Board members say new information will be released shortly. They are counting on Trish Martinez, Learning Services Director and Assistant Superintendent, to head the transition work. They plan a special meeting with the new superintendent after he arrives, but cannot schedule that at this time. Martinez will help set that time, which will also require a three-day notice in the local paper.
While the board prepares for the February 5 election, Dick Pool, former superintendent, requested that Dr. A. L. Clemmons, Senior Vice President of George K. Baum and Company, attend a session with the board and prepare them for the various stages of resolution, proclamation and declaration. Dr. Clemmons left statistics and information behind to help board members with the process.
Complicating the election, the public school capital improvements tax question will also be presented to voters. It is the ongoing 2-mill or $2.00 per each $1,000 of net taxable value of property in the area which is dedicated to maintenance operations for districts. This tax will affect school years 2013 to 2018, a six-year period. All Silver district schools and Aldo Leopold are dependent on this tax for purchases, maintenance and improvements of equipment and properties.
Dr. Clemmons explained both aspects of the February 5 election and offered his help and expertise on making the election requirements clear and simple. The 12-page report he left with board members is a model of professional planning to help not only the board, but the county clerk’s office meet all legal requirements.
In her report as finance and student accountability officer, Assistant Superintendent Candy Milam alerted members that student numbers are down and the district is slated to lose about $308,000.00 shortly. She reported gains and losses across the district which showed G. W. Stout, Cliff High School and Opportunity High School down. The large gain of 26 students at Harrison Schmidt did not offset this. Cliff losses have a ‘small school’ factor and are more heavily weighted, as well, which makes losses there quite significant.
Another area is the pre-kindergarten which has 5 fewer students this year. Because Pre-K is heavily weighted, other areas of special education cannot offset this, and it, too, will cost the district. Milam’s third area in the report is that the district has lost some of its most experienced teachers and the new ones replacing them are 84 units lighter, 5547 this year compared to 5631 last year.

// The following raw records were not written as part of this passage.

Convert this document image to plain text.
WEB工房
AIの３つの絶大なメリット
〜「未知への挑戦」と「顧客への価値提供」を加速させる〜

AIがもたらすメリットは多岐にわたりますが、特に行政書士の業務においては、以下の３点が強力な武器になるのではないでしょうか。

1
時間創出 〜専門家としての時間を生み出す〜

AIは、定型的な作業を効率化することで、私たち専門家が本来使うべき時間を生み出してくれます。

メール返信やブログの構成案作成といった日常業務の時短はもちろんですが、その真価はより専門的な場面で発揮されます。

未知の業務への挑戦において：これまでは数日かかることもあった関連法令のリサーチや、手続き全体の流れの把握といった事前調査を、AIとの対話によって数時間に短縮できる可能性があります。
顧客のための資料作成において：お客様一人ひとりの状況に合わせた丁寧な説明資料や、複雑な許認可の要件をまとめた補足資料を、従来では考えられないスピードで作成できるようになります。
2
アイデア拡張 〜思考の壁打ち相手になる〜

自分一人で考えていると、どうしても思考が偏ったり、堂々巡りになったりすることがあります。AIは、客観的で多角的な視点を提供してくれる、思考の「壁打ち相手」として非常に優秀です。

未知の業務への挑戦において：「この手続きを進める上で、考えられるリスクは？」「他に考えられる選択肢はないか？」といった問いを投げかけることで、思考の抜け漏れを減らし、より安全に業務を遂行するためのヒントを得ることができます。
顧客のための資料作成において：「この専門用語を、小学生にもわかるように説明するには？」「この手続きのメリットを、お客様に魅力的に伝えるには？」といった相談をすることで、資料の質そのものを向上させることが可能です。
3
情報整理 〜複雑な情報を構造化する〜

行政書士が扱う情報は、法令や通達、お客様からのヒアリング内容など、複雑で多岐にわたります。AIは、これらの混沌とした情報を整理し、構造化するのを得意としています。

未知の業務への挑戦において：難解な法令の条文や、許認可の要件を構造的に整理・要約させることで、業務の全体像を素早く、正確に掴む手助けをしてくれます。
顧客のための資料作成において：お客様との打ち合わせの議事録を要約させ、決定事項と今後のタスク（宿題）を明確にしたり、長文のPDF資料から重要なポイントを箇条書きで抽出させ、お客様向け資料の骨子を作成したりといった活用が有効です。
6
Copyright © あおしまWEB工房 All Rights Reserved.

For Milam’s financial report, board members Barry Remmel and Pete Holguin, who look over the financials before board meetings, asked that the report be accepted as written. The total amount of checks written for this month came to $1,567,929.50.
Another action requiring a vote was the revision of the graduation date. Instead of May 15, board members changed it to May 16. An athletic event being held that Saturday would have prevented many seniors from attending their graduation exercises.
Priscilla Lucero, Executive Director of Southwest New Mexico Council of Governments, gave the board information on State Senator Howie Morales’ Senate Memorial number 65 and the feasibility study which is nearly finished. Lucero said these documents are needed in the development of the Vo Tech. Much work is in place, but several factors are flexible and not easily pinned down, which leaves cost projections changeable.
Lucero told of a grant opportunity which needed immediate attention if WNMU is to apply for that. The grant is also needed as part of the plans for the Vo Tech. She said it is important to show which portions of the community were participating and uniting to support the proposed Vo Tech.
Some surveys had been answered by parents, students and other segments of the community. Over all, more than 5,000 surveys had been distributed to various groups, and 456 students had already shown interest in the Vo Tech. Students in grades 6 to 12 from both Silver and Cobre had been contacted. The main study of 4,583 community people was given to board members.
Lucero, who helps local governments and works with county financial oversight, said this effort to set up the Vo Tech was quite different from the work she usually did, and she considered it a tough assignment, as there were so many things to watch over and make sure that no opportunities were missed.
In her opinion, said Lucero, it might be best to set up at least two phases, with the first covering engineering and design, and developing plans for the second phase after more facts were known. The board approved her report to be included in the process.
In the Citizens portion of the meeting, Maria Isquierdo, coordinator and Lupe Uriostegui, a parent, asked the board to consider working with their organization, Grant County Family Coalition, related to Border Mental Health, which works with mentally and behaviorally disturbed children of any age up to 18 years. Board member Charlotte McGaughey suggested they supply a copy of their organization’s mission statement and attend future meetings.
The next board meeting is scheduled to be at Cliff on November 15. The directors plan to meet at the district office after 4:00 p.m. and leave together from there.